L'urétérorénoscopie (URS) est une aide dans le bilan diagnostique des TVEUS, elle permet éventuellement d'effectuer un traitement conservateur dans le même temps et d'éviter une NUT. Elle permet une évaluation macroscopique de la tumeur et l'exploration de l'ensemble du haut appareil homolatéral (biopsies et cytologie urinaire in situ) [11]. Les indications d'URS diagnostique tendent à devenir consensuelles. L'URS est indiquée en cas de cytologies urinaires positives sans lésion objectivée en cystoscopie ou à l'imagerie, en cas de doute diagnostique en imagerie ou lorsqu'un traitement conservateur est envisagé. À l'inverse l'intérêt d'une URS n'a pas été démontré en cas de tumeur évidente, de lésion infiltrant le muscle ou localement avancée [4].

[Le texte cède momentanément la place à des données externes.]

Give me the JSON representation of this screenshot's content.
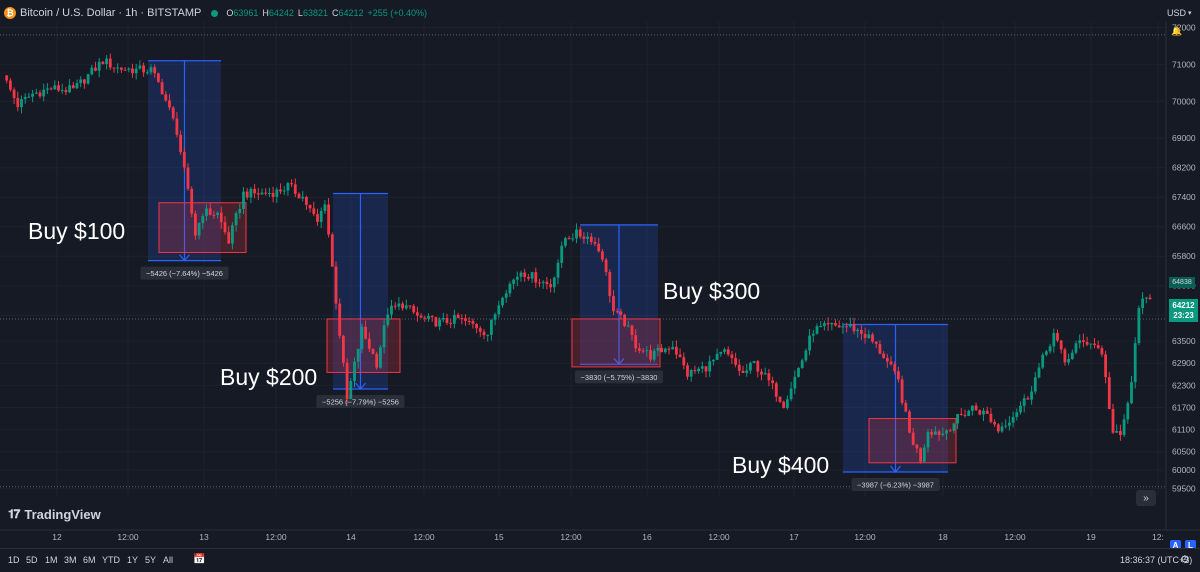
{
  "header": {
    "symbol": "Bitcoin / U.S. Dollar · 1h · BITSTAMP",
    "coin_glyph": "₿",
    "ohlc": [
      {
        "k": "O",
        "v": "63961"
      },
      {
        "k": "H",
        "v": "64242"
      },
      {
        "k": "L",
        "v": "63821"
      },
      {
        "k": "C",
        "v": "64212"
      }
    ],
    "change": "+255 (+0.40%)"
  },
  "price_axis": {
    "currency_label": "USD",
    "current_price": "64212",
    "countdown": "23:23",
    "secondary_tag": "64838"
  },
  "logo_text": "TradingView",
  "buttons": {
    "auto": "A",
    "log": "L",
    "goto_realtime": "»"
  },
  "toolbar": {
    "timeframes": [
      "1D",
      "5D",
      "1M",
      "3M",
      "6M",
      "YTD",
      "1Y",
      "5Y",
      "All"
    ],
    "clock": "18:36:37 (UTC+3)"
  },
  "colors": {
    "background": "#161a25",
    "up": "#089981",
    "down": "#f23645",
    "measure_blue": "#2962ff",
    "buy_zone_red": "#f23645"
  },
  "chart_data": {
    "type": "candlestick",
    "interval": "1h",
    "yticks": [
      72000,
      71000,
      70000,
      69000,
      68200,
      67400,
      66600,
      65800,
      65000,
      64200,
      63500,
      62900,
      62300,
      61700,
      61100,
      60500,
      60000,
      59500
    ],
    "ylim": [
      59300,
      72150
    ],
    "x_tick_labels": [
      "12",
      "12:00",
      "13",
      "12:00",
      "14",
      "12:00",
      "15",
      "12:00",
      "16",
      "12:00",
      "17",
      "12:00",
      "18",
      "12:00",
      "19",
      "12:"
    ],
    "price_path": [
      {
        "i": 0,
        "p": 70700
      },
      {
        "i": 4,
        "p": 69900
      },
      {
        "i": 8,
        "p": 70200
      },
      {
        "i": 13,
        "p": 70350
      },
      {
        "i": 19,
        "p": 70300
      },
      {
        "i": 23,
        "p": 70700
      },
      {
        "i": 27,
        "p": 71100
      },
      {
        "i": 31,
        "p": 70900
      },
      {
        "i": 36,
        "p": 70850
      },
      {
        "i": 40,
        "p": 70850
      },
      {
        "i": 43,
        "p": 70300
      },
      {
        "i": 47,
        "p": 69200
      },
      {
        "i": 52,
        "p": 66400
      },
      {
        "i": 54,
        "p": 67000
      },
      {
        "i": 58,
        "p": 66950
      },
      {
        "i": 61,
        "p": 66200
      },
      {
        "i": 65,
        "p": 67500
      },
      {
        "i": 70,
        "p": 67500
      },
      {
        "i": 74,
        "p": 67550
      },
      {
        "i": 77,
        "p": 67700
      },
      {
        "i": 81,
        "p": 67400
      },
      {
        "i": 85,
        "p": 66700
      },
      {
        "i": 87,
        "p": 67300
      },
      {
        "i": 93,
        "p": 61900
      },
      {
        "i": 97,
        "p": 63800
      },
      {
        "i": 101,
        "p": 62900
      },
      {
        "i": 104,
        "p": 64300
      },
      {
        "i": 108,
        "p": 64500
      },
      {
        "i": 113,
        "p": 64100
      },
      {
        "i": 118,
        "p": 64000
      },
      {
        "i": 123,
        "p": 64100
      },
      {
        "i": 128,
        "p": 63900
      },
      {
        "i": 131,
        "p": 63700
      },
      {
        "i": 135,
        "p": 64800
      },
      {
        "i": 140,
        "p": 65400
      },
      {
        "i": 144,
        "p": 65200
      },
      {
        "i": 148,
        "p": 65000
      },
      {
        "i": 152,
        "p": 66300
      },
      {
        "i": 155,
        "p": 66400
      },
      {
        "i": 159,
        "p": 66300
      },
      {
        "i": 162,
        "p": 65800
      },
      {
        "i": 165,
        "p": 64300
      },
      {
        "i": 168,
        "p": 64000
      },
      {
        "i": 171,
        "p": 63400
      },
      {
        "i": 175,
        "p": 63100
      },
      {
        "i": 181,
        "p": 63400
      },
      {
        "i": 185,
        "p": 62600
      },
      {
        "i": 190,
        "p": 62800
      },
      {
        "i": 195,
        "p": 63200
      },
      {
        "i": 200,
        "p": 62600
      },
      {
        "i": 203,
        "p": 62900
      },
      {
        "i": 207,
        "p": 62400
      },
      {
        "i": 211,
        "p": 61800
      },
      {
        "i": 216,
        "p": 63000
      },
      {
        "i": 219,
        "p": 63800
      },
      {
        "i": 224,
        "p": 63900
      },
      {
        "i": 229,
        "p": 63900
      },
      {
        "i": 234,
        "p": 63600
      },
      {
        "i": 238,
        "p": 63100
      },
      {
        "i": 242,
        "p": 62400
      },
      {
        "i": 245,
        "p": 61000
      },
      {
        "i": 248,
        "p": 60300
      },
      {
        "i": 250,
        "p": 61100
      },
      {
        "i": 254,
        "p": 61000
      },
      {
        "i": 258,
        "p": 61400
      },
      {
        "i": 262,
        "p": 61700
      },
      {
        "i": 266,
        "p": 61500
      },
      {
        "i": 269,
        "p": 61100
      },
      {
        "i": 273,
        "p": 61500
      },
      {
        "i": 277,
        "p": 62000
      },
      {
        "i": 281,
        "p": 63000
      },
      {
        "i": 284,
        "p": 63700
      },
      {
        "i": 287,
        "p": 62900
      },
      {
        "i": 290,
        "p": 63400
      },
      {
        "i": 294,
        "p": 63500
      },
      {
        "i": 297,
        "p": 63200
      },
      {
        "i": 300,
        "p": 61000
      },
      {
        "i": 302,
        "p": 60900
      },
      {
        "i": 305,
        "p": 62300
      },
      {
        "i": 307,
        "p": 64500
      },
      {
        "i": 310,
        "p": 64600
      }
    ],
    "price_lines": [
      {
        "price": 71800,
        "style": "dotted"
      },
      {
        "price": 64100,
        "style": "dotted"
      },
      {
        "price": 59550,
        "style": "dotted"
      }
    ],
    "measurements": [
      {
        "from_price": 71100,
        "to_price": 65680,
        "label": "−5426 (−7.64%) −5426"
      },
      {
        "from_price": 67500,
        "to_price": 62200,
        "label": "−5256 (−7.79%) −5256"
      },
      {
        "from_price": 66650,
        "to_price": 62870,
        "label": "−3830 (−5.75%) −3830"
      },
      {
        "from_price": 63950,
        "to_price": 59950,
        "label": "−3987 (−6.23%) −3987"
      }
    ],
    "buy_zones": [
      {
        "top": 67250,
        "bottom": 65900
      },
      {
        "top": 64100,
        "bottom": 62650
      },
      {
        "top": 64100,
        "bottom": 62800
      },
      {
        "top": 61400,
        "bottom": 60200
      }
    ],
    "annotations": [
      {
        "text": "Buy $100"
      },
      {
        "text": "Buy $200"
      },
      {
        "text": "Buy $300"
      },
      {
        "text": "Buy $400"
      }
    ]
  }
}
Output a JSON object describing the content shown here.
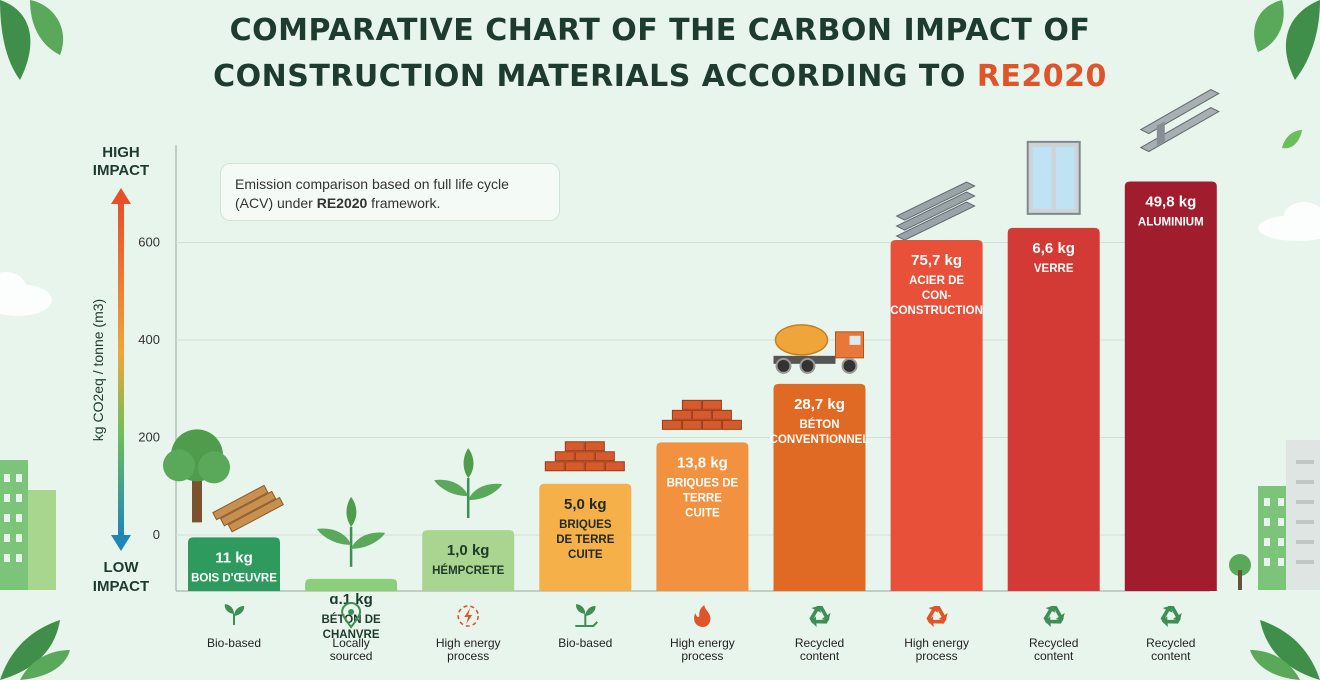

Récemment, plusieurs études ont suggéré une augmentation du risque de récidive vésicale après NUT, en rapport avec la réalisation d'une URS diagnostique. L'objectif de notre étude était de déterminer si l'urétéroscopie diagnostique avant néphro-urétérectomie totale était associée à un risque de risque de récidive vésicale et de quantifier ce risque dans une revue de la littérature.


Matériel et méthodes


Stratégie de recherche et sélection des études


Nous avons réalisé une revue de la littérature dans la base de donnée Pubmed (pubmed) en mars 2018. L'algorithme de recherche était (« ureteroscopy »[MeSH Terms] or « ureteroscopy"[All Fields]) and (« nephroureterectomy »[MeSH Terms] or « nephroureterectomy »[All Fields]) AND ((« urinary bladder »[MeSH Terms] or (« urinary »[All Fields] and « bladder »[All Fields]) or « urinary bladder »[All Fields] or « bladder »[All Fields]) and (« recurrence »[MeSH Terms] or « recurrence »[All Fields] or oncological outcomes)).


Les études comparatives randomisées et non randomisées comparatives, en français ou en anglais, ont été incluses. Nous avons exclu : les cas cliniques, les méta-analyses, les éditoriaux, les résumés de congrès et les revues.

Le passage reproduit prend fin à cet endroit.